If you buy one of his pieces involving mute yet eloquent carnage, be prepared for the cost of expert ongoing maintenance involving replenishing and/or replacing chemical solutions every few years, and I don't think the work will last as long as, say, a marble statue.

It's true that such "statuesque" preservation of guts is difficult, but it's not altogether unprecedented.
posted by macrowave at 10:47 PM on June 1, 2007


I saw a picture of the diamond-encrusted skull yesterday, and had one immediate reaction:

Is Hirst deliberately trying to get this thing stolen by pirates?
posted by Faint of Butt at 5:29 AM on June 2, 2007 [1 favorite]


Whether it's Hirst's intention or not, this piece actually makes me think of diamonds and death together, and in that sense powerfully undermines the association -- built up by years of diamond industry advertising -- between diamonds and love (=new life). It could be a perfect symbol for the anti-blood-diamond movement, no?
posted by spitbull at 5:58 AM on June 2, 2007


Private Collection: Steals 8% life, 7% mana
Public Display: Visitor takes 40 damage
posted by redteam at 7:05 AM on June 2, 2007 [2 favorites]


Yeah, I'm going nowhere near that thing. Last time I went near a jewel-encrusted skull, half my party had their souls trapped.
posted by adipocere at 7:13 AM on June 2, 2007 [1 favorite]


delmoi writes "God what a hack."

I always thought that too. But then I saw these and they changed my mind. Still in the dead animals vein, but not talentless at all.
posted by kuujjuarapik at 8:56 AM on June 2, 2007 [1 favorite]

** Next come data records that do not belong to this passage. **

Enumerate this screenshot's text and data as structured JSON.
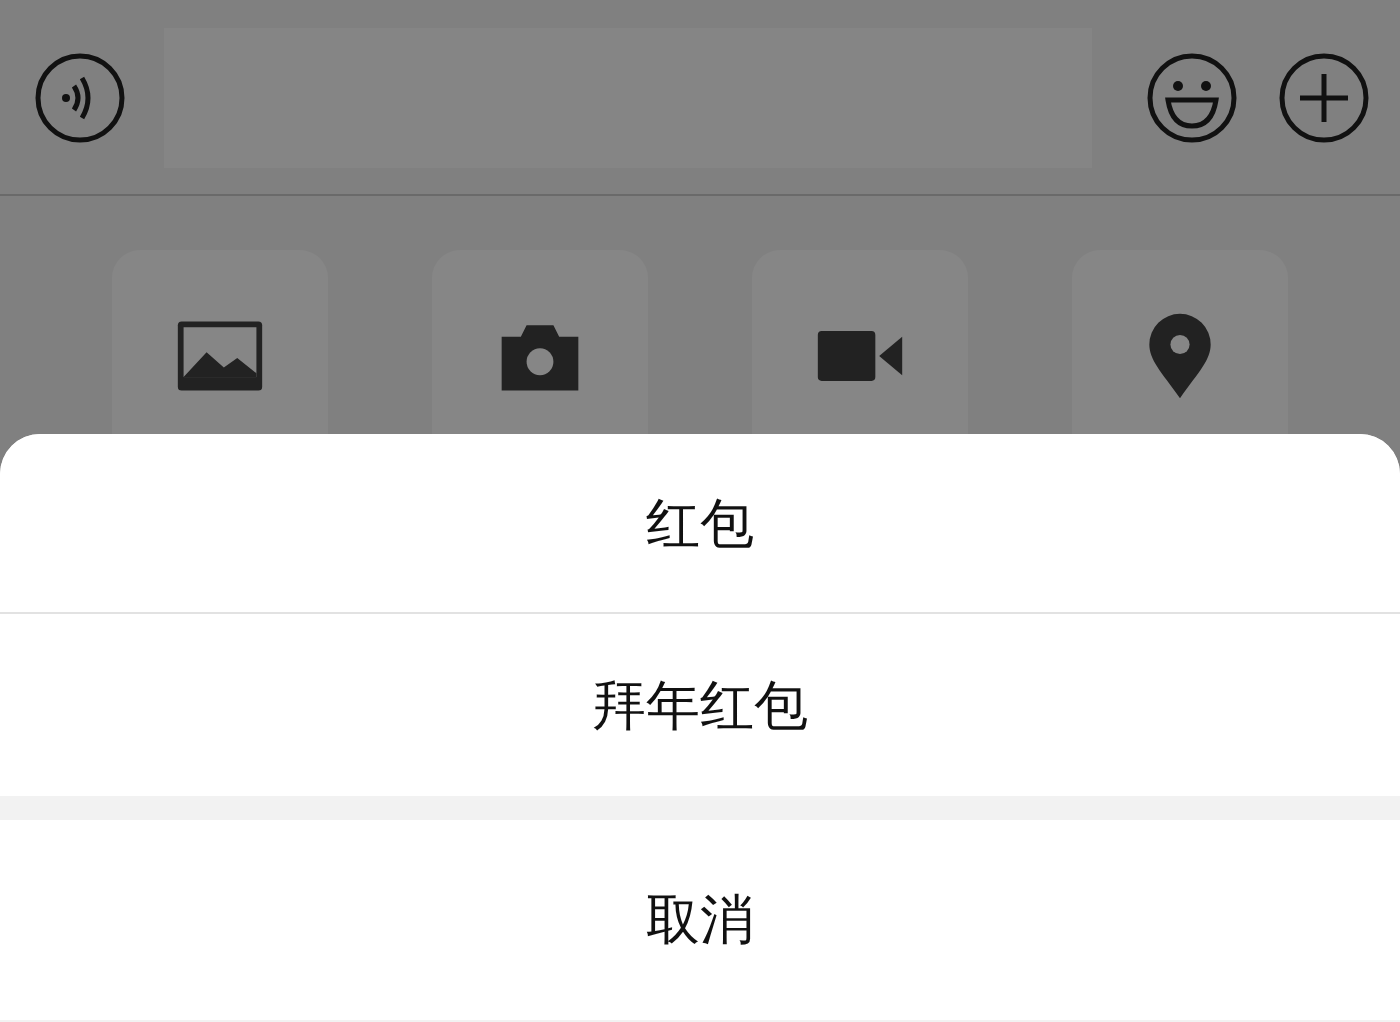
{
  "panel": {
    "tiles": [
      {
        "kind": "photo"
      },
      {
        "kind": "camera"
      },
      {
        "kind": "video"
      },
      {
        "kind": "location"
      }
    ]
  },
  "action_sheet": {
    "options": [
      {
        "label": "红包"
      },
      {
        "label": "拜年红包"
      }
    ],
    "cancel": "取消"
  }
}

I wonder how many thousands of people could be saved from death by starvation/aids/whatever with what that thing costs?

Probably about the same as could be saved with the profits pharmaceutical companies (or any other large industy) make every hour.

So what's your point?

Beautiful skull. Hirst rocks.

He rejected suggestions that his works were more a standing joke against the art establishment than real works of art.

LOVE it. Kudos.
posted by mrgrimm at 11:18 AM on June 2, 2007


Where's the phylactery for this demi-lich? This thing is in CRAZY epic levels with all those gems on it.
posted by ScotchLynx at 11:25 AM on June 2, 2007


quin, I LOVE the Bling Monkeys. You rock.
posted by BoringPostcards at 3:20 PM on June 2, 2007


Thanks. I always thought that my descent into madness would be much more violent. Turns out it's just me making weird shit.

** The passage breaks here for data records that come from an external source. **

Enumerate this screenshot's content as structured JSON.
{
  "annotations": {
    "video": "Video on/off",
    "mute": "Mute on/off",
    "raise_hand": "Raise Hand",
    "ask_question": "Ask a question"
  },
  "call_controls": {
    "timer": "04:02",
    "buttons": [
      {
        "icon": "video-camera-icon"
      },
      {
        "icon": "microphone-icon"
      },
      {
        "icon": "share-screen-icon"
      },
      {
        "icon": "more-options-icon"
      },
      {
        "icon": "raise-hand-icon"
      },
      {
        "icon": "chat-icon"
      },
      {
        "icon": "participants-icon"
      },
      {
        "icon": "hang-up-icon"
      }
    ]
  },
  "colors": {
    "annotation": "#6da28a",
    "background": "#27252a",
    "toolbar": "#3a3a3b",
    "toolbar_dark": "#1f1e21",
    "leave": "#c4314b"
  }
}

I guess the violence comes later.

posted by quin at 3:59 PM on June 2, 2007


I'm probably too late too the thread for anyone to read this, but I'm going to post it anyway. I saw the skull on BBC news this evening and immediately fell in love with it.

Several things occurred to me all at once, and I laughed out loud.

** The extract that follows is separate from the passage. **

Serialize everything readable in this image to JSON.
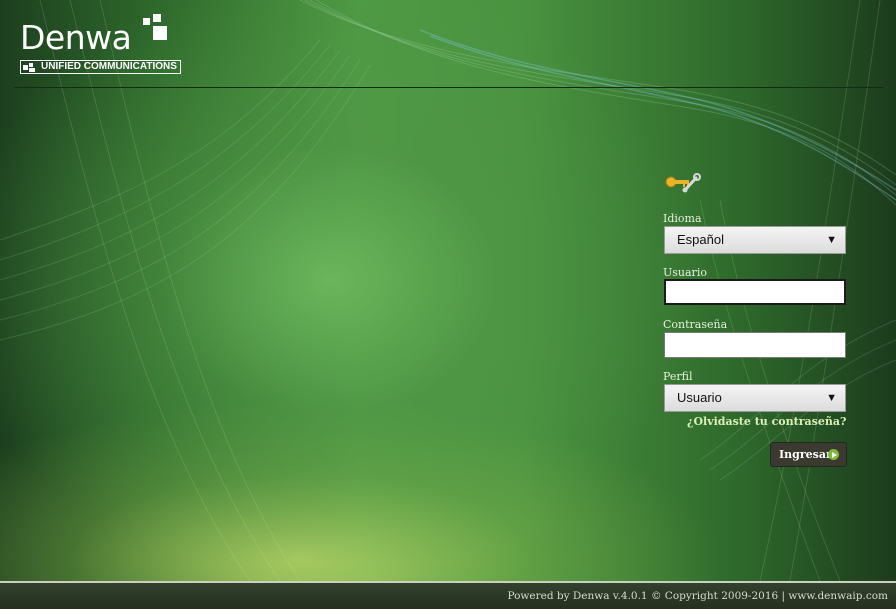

One thing that no-one has mentioned is the title: "For the love of God" which is the thing that really makes this work for me.

There have been a great many beautiful things made "for the love of God", throughout most of human history. I have a soft spot for cathedrals. Using the most precious materials to make a replica of the structure that contains God's finest work, that could be an act of worship as easily as an act of artistry. Or (and?) he has made a gloriously showy indulgent copy of the place where we all live, that will persist in a way the real thing rarely does.

Also, here in the UK the phrase "For the love of God" is used the same way as "For fuck's sake", which was another of my initial reactions. The sheer pointless indulgence of the thing amazes me.

I just booked a spot to go and see it for real.
posted by Gamecat at 7:51 PM on June 2, 2007


It's perhaps slightly less tasteless (but only slightly) to convert your loved one's ashes to a diamond.

But it would have been hyperbolic -- out-Hirsting Hirst's themes -- for Hirst to create his Diamond Skull using diiamonds synthesized in this manner from human ashes. He would also evade using African blood diamonds.
posted by bad grammar at 8:44 PM on June 2, 2007


"Look on my works, ye mighty, and despair!"